1. Until a better online system is available, each response received by the Licensing Department should prompt a routine reply, attaching copies of the relevant operating and layout plans (in the case of major variations both current and proposed).
2. Layout plans are sometimes on very large sheets, details of which can be difficult to decipher from the provided copy. Respondents should be made aware that originals can be viewed at the City Chambers. If possible, respondents, if they need to, should be able to view originals at a local council office.
Fairness:
3. Before they speak to their response, the Convener should ask each respondent if they wish to make any points in addition to those included in their submitted response. If so, the additional points would be noted separately and the applicant would be given the opportunity to ask for the application to be continued to a later meeting to give time for any amendment required.
4. Having had to speak first without prior knowledge of the applicant’s argument, the respondent should be asked after the applicant has spoken whether they wish to say anything more.

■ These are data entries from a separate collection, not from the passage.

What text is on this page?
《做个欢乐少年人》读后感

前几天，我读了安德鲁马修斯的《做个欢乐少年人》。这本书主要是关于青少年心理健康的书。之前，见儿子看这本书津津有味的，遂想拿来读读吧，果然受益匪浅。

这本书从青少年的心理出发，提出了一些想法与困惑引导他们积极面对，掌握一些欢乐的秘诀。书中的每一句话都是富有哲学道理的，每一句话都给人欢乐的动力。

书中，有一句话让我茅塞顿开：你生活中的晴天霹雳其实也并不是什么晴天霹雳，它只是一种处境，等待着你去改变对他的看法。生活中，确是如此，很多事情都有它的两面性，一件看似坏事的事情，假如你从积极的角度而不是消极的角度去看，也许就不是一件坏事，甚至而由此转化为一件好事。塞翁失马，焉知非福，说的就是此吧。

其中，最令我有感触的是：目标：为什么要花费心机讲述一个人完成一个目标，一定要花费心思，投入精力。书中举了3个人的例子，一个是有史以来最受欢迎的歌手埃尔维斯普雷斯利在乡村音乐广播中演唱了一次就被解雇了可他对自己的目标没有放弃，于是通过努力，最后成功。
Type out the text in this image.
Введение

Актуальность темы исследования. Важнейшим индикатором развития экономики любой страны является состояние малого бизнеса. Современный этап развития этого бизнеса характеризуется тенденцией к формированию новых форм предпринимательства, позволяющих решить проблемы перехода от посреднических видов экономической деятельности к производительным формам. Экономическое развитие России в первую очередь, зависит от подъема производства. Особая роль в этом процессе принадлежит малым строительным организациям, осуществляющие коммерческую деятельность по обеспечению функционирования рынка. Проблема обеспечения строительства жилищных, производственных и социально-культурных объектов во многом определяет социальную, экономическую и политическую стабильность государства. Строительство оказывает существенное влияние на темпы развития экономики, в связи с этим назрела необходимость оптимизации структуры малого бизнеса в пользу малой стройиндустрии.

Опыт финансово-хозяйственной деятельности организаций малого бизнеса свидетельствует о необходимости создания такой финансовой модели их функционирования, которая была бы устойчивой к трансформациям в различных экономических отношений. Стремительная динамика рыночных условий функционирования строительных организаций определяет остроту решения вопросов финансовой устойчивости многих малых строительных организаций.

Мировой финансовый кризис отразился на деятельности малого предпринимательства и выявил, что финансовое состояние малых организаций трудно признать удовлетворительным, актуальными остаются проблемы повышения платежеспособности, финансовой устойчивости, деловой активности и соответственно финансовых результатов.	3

5. In support of respondents having to speak first, I’ve heard it argued that the convention is compatible with the presumption that applications should be granted unless there is an exceptional reason to refuse. If so, in the interest of fairness and logical consistency, when an application relates to premises in an area of overprovision (in which case the presumption is reversed with the default being to refuse), the applicant should be required to speak before the respondent. Moreover, if the requirement for the respondent not to deviate from the submitted response were to stand, the same requirement should apply to the applicant’s published application in an area of overprovision.
Recognition:
6. When respondents want to say something after the applicant has spoken, the Board and its convener (recognising that respondents are usually seeking to contribute to the process, not to frustrate it) should politely ask them to be brief, thank them for their contribution, take on board the points made and if what they have said fails to comply with the law or the Board’s policy, clarify how and why that is the case.
Convenience:
7. Of course, it’s difficult to anticipate how long the assessment of each application will take, and one doesn’t want the relevant application to be dealt with before the respondent is due to appear. However, all applications for which responses have been submitted could be brought to the earliest possible point in the meeting and arranged in ascending order of complexity and/or likely controversy, ideally with allocated timeslots, so that unpaid volunteer respondents would have had as little of their time wasted as possible.